84 In addition, there is a need for massage to relieve pain in both shoulders, her arm, and her hand.
85 In the circumstances I reject the suggestion of overstatement.
86 The defendant has acknowledged the significant needs for care following the surgical procedures, and that the amounts set out in paragraphs 1 to 4 of annexure B of the Schedule of Damages, exhibit V, were reasonable and they are allowed.
87 Notwithstanding Mrs Boots’ evidence concerning the services provided to the plaintiff while she resided in New Zealand, there is nothing to suggest that her needs at that time were greater than when she returned to Mr Boots’ home in Leeton in March 2005.
88 In respect of paragraph 5 of annexure B I have therefore allowed six hours a week from March 2004, reducing the amount claimed to $6,369.
89 I am satisfied that the plaintiff from that date and to the present has established a need for six hours of assistance per week and the amounts claimed in paragraphs 6 and 7 of annexure B are allowed.

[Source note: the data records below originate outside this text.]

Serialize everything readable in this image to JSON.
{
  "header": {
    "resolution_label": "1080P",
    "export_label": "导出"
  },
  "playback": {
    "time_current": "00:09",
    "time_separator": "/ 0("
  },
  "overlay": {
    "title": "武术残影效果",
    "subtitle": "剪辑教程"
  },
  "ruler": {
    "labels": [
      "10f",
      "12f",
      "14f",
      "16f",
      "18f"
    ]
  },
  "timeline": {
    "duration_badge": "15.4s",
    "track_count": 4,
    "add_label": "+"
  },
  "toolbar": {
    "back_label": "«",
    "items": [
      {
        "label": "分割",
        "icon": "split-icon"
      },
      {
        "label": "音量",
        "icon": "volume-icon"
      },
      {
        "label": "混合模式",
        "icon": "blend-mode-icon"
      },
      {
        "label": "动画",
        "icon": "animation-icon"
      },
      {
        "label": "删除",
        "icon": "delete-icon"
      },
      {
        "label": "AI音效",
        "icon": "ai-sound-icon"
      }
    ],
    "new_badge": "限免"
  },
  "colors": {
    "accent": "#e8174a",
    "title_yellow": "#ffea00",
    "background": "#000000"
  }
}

90 On my calculation the total amount as adjusted exceeds slightly over $50,000 and I have therefore allowed $50,000 for past domestic assistance.
91 For the future, the claim is for nine hours a week for ten years and thirteen hours thereafter.
92 This is based on the assessment of the occupational therapist, Ms White. The defendant’s occupational therapy assessment was of a considerably lesser degree of need.
93 In assessing the plaintiff’s needs for the future, it is apparent that her condition is likely to deteriorate and further that it will be necessary to balance the prospect that the surgery envisaged by Dr Hughes might, if successful, alleviate her pain levels and function against the prospect of a substantially greater level of disability if it is unsuccessful.
94 On this basis my assessment of her current need of six hours will continue for a period of about two years. Thereafter her ongoing need will be met by the provision of ten hours a week.
95 A claim is made for weekly hairdressing. This is on the basis of Mrs Boots’ evidence that the plaintiff keeps her hair short in order to assist in its management. I consider the claim for a weekly appointment for hair cutting to be overstated. In my view fortnightly appointments are adequate and that claim has been reduced by one half.
ORDERS
96 The orders which I make are as follows:
1. Verdict and judgment for the plaintiff in the sum of $790,596.82, comprising the sum of $1,054,129.10, from which is deducted twenty-five per cent on account of contributory negligence.
2. The defendant is to pay the plaintiff’s costs of the proceedings.
3. The exhibits will be retained for twenty-eight days.